1. 100 integrated circuits (ICs) are cycled in an environmental test chamber for a test equivalent to 1000 hours of operation. At the completion of the test, two of the units failed. The binomial distribution can be used to estimate reliability, and the F distribution can be used to calculate the confidence limit.
Estimate the reliability of the IC for a mission time of 1000 hours.
A. 0.952
B. 0.857
C. 0.947
D. 0.983
2. Battery life has been measured as normally distributed with a mean equal to 150 hours and a variance of 400 hours. Find the B10 life.
A. 128.1 hrs
B. 124.4 hrs
C. 122.6hrs
D. 110hrs
3. Failure rate data is acquired from MIL-HDBK-217 for reliability modeling of a new circuit board design. The failure rate for the entire circuit board is acquired by summing the MIL-HDBK-217 failure rates for each component on the circuit board. The most likely assumptions made by the engineer for this analysis are that individual component failure rates are _____ with time and are modeled in a ______ configuration.
A. Constant; series
B. Decreasing; series
C. Increasing; series
D. Constant; parallel
4. Each of the following test acceleration models is most often used with only one varying stress type, except for which?
A. Arrhenius
B. Coffin-Manson
C. Inverse Power Law
D. Eyring
5. A water pump is described by the reliability block diagram above.
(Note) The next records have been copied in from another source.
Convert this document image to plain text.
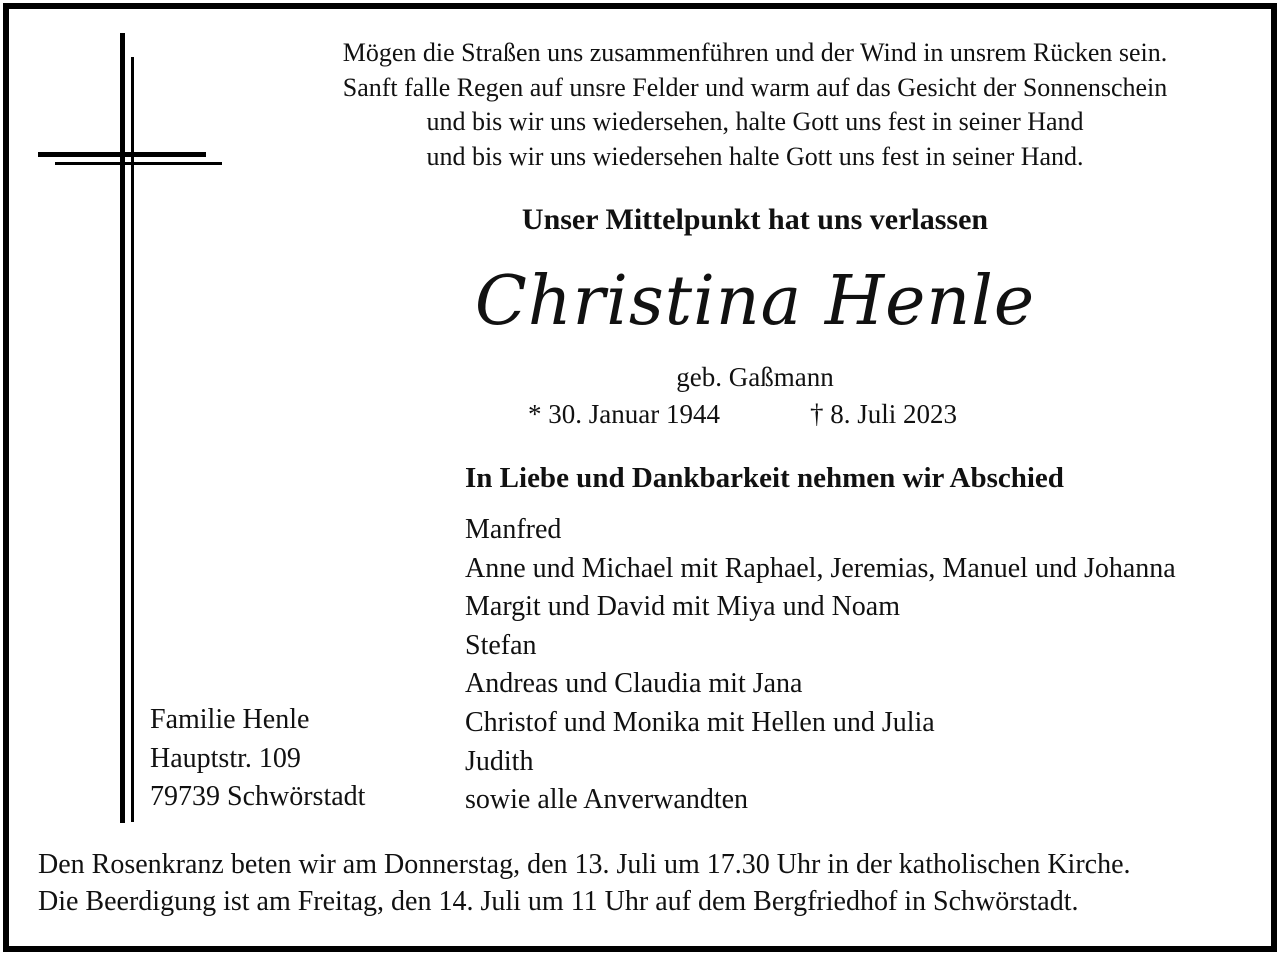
Mögen die Straßen uns zusammenführen und der Wind in unsrem Rücken sein.
Sanft falle Regen auf unsre Felder und warm auf das Gesicht der Sonnenschein
und bis wir uns wiedersehen, halte Gott uns fest in seiner Hand
und bis wir uns wiedersehen halte Gott uns fest in seiner Hand.
Unser Mittelpunkt hat uns verlassen
Christina Henle
geb. Gaßmann
* 30. Januar 1944	† 8. Juli 2023
In Liebe und Dankbarkeit nehmen wir Abschied
Manfred
Anne und Michael mit Raphael, Jeremias, Manuel und Johanna
Margit und David mit Miya und Noam
Stefan
Andreas und Claudia mit Jana
Christof und Monika mit Hellen und Julia
Judith
sowie alle Anverwandten
Familie Henle
Hauptstr. 109
79739 Schwörstadt
Den Rosenkranz beten wir am Donnerstag, den 13. Juli um 17.30 Uhr in der katholischen Kirche.
Die Beerdigung ist am Freitag, den 14. Juli um 11 Uhr auf dem Bergfriedhof in Schwörstadt.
The 1,000-hour reliability of subsystems A and C are 0.95 and 0.98, respectively. Subsystem B has a failure rate of 0.00003 failures/hour. Assuming an exponential distribution, what is the system’s reliability at 1,000 hours?
A. 0.9034
B. 0.6897
C. 0.7986
D. 0.9546
6. Suppose that six bad golf balls get mixed up with eight good golf balls. If two balls are drawn simultaneously, what is the probability that both are good?
A. 0.1563
B. 0.3077
C. 0.2857
D. 0.3956
7. Which of the following choices is the best type of control chart for depicting the average number of defects found in a particular make and model of a refrigerator?
A. X-bar and R-chart
B. np chart
C. A normal curve
D. U chart
8. Sample Variance of resistance for the 20-unit sample of electronic components was 4 ohms. 95% confidence interval for the population variance is:
A. 2.31 ≤ σ2 ≤ 8.53
B. 2.93 ≤ σ2 ≤ 10.43
C. 2.52 ≤ σ2 ≤ 7.51
D. 3.18 ≤ σ2 ≤ 9.21
9. A product has been produced for many years with an average yield of 85% (That 85% is a lower 95% confidence limit). Ten batches were produced using a new raw material with a sample average yield of 86% and a standard deviation of 1%. At the 95% confidence level, the data indicate the average yield is:
A. less than the sample average yield of 86% and is statistically different
B. greater than the sample average yield of 86% and is statistically different
C. greater than the sample average yield of 86% and statistically there is no difference
D. less than the sample average yield of 86% and statistically there is no difference
10. 50 samples of an electronic component selected at random at incoming inspection measures an average resistance of 10 ohms and a standard deviation of 2 ohms. 95% confidence interval for the population mean is:
A. 9.53≤ μ≤ 10.47
B. 8≤ μ≤ 12
C. 6≤ μ≤14
D. 9.43≤ μ≤ 10.57